- Ты неплохой малый, и не знаю, как Володьке, а мне немного нравишься. У тебя ресницы гораздо длиннее, чем у той цыганки.
- Это что же такое? Милые шутки? Объяснение в любви, что ли, в стиле Дон-Жуана? - Маша блеснула глазами по невозмутимому лицу Ильи и, озябнув, подняла воротник, засунула руки в карманы пальто. - К чему это ты говоришь? Ах, понимаю! Демонстрация самонадеянности... Не спутал ли ты меня с Полиной или какой-нибудь другой влюбленной в тебя грешницей из спортивной школы?

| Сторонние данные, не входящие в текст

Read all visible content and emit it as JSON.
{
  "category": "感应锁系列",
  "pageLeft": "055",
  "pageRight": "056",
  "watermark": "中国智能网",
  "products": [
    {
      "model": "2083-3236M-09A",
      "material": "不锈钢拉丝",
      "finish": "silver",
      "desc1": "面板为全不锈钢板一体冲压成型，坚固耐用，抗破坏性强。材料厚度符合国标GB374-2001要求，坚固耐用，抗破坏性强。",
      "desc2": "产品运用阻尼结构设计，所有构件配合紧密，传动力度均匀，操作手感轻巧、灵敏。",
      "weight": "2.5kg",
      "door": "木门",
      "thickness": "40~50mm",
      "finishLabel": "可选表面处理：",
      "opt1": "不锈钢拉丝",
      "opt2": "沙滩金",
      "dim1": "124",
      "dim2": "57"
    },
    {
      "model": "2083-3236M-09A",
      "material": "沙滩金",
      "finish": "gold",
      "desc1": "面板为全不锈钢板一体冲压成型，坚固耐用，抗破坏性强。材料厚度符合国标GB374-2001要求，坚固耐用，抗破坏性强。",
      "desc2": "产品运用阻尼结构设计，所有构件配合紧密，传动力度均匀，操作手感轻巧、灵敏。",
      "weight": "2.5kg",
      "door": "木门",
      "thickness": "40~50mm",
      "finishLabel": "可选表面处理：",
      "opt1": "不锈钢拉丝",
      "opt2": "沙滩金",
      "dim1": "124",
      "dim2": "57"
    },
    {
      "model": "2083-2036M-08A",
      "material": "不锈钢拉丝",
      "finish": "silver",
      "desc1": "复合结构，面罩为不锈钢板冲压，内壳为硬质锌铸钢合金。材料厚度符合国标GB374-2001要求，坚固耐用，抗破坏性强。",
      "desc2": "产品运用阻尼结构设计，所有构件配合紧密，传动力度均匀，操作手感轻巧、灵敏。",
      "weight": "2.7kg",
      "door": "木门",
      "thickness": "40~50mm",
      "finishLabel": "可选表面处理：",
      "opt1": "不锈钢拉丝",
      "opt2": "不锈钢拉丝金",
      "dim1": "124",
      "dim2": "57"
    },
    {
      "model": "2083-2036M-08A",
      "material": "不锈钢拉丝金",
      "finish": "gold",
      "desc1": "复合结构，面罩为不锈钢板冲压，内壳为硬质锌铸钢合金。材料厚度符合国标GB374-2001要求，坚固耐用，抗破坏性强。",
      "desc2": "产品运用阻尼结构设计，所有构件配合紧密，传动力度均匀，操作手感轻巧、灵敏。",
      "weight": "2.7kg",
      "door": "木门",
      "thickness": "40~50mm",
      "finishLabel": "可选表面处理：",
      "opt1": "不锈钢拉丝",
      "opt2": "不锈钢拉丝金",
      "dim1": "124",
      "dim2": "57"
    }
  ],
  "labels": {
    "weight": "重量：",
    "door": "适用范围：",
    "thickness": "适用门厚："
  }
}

- Ни с кем не спутал. Никакая не демонстрация, - сказал Илья тем же тоном наигранной опытности. - Просто нам прощаться надо и давай целоваться...
Маша вскинула голову.
- Как то есть целоваться?
- В лоб целуют маленьких детей. А тебя - в губы, конечно. Показать, как?
- Это забавно. Попробуй, если у тебя получится.
С закинутой головой она стояла, смотрела на него, не вынимая рук из карманов, подставив сомкнутые вопрошающие округленные улыбкой губы навстречу какому-то близкому ужасу, и он, нисколько не стесненный, как будто привычно делал так каждый день, притянул ее за локти и медленно прижался губами к ее улыбающимся губам таким смелым долгим поцелуем, что она легонько стала отклоняться назад, затем вынула руки из карманов, уперлась ему в грудь, осторожно отжимая его, наконец, задыхаясь, освободила свой испуганный рот, прикрыла его пальцем, выговаривая странным шепотом:
- Зачем ты так грубо? Если ты со мной прощаешься, то неужели ты хочешь, чтобы я запомнила твою грубость? Нет, ты какой-то фавн, питекантроп...
- Разве? Грубость? Питекантроп? - ласково усмехнулся Илья. - Просто у тебя вкусные губы. Можно еще?..
- Нет, не надо! - Она отстранилась, бледнея, и с фальшивой, неумеренной поспешностью подошла к Владимиру, а он сразу упал в глубину ее туманного взгляда и потонул в ее зрачках мучительно. - Мы с тобой тоже должны проститься? Что ж, поцелуй, пожалуйста...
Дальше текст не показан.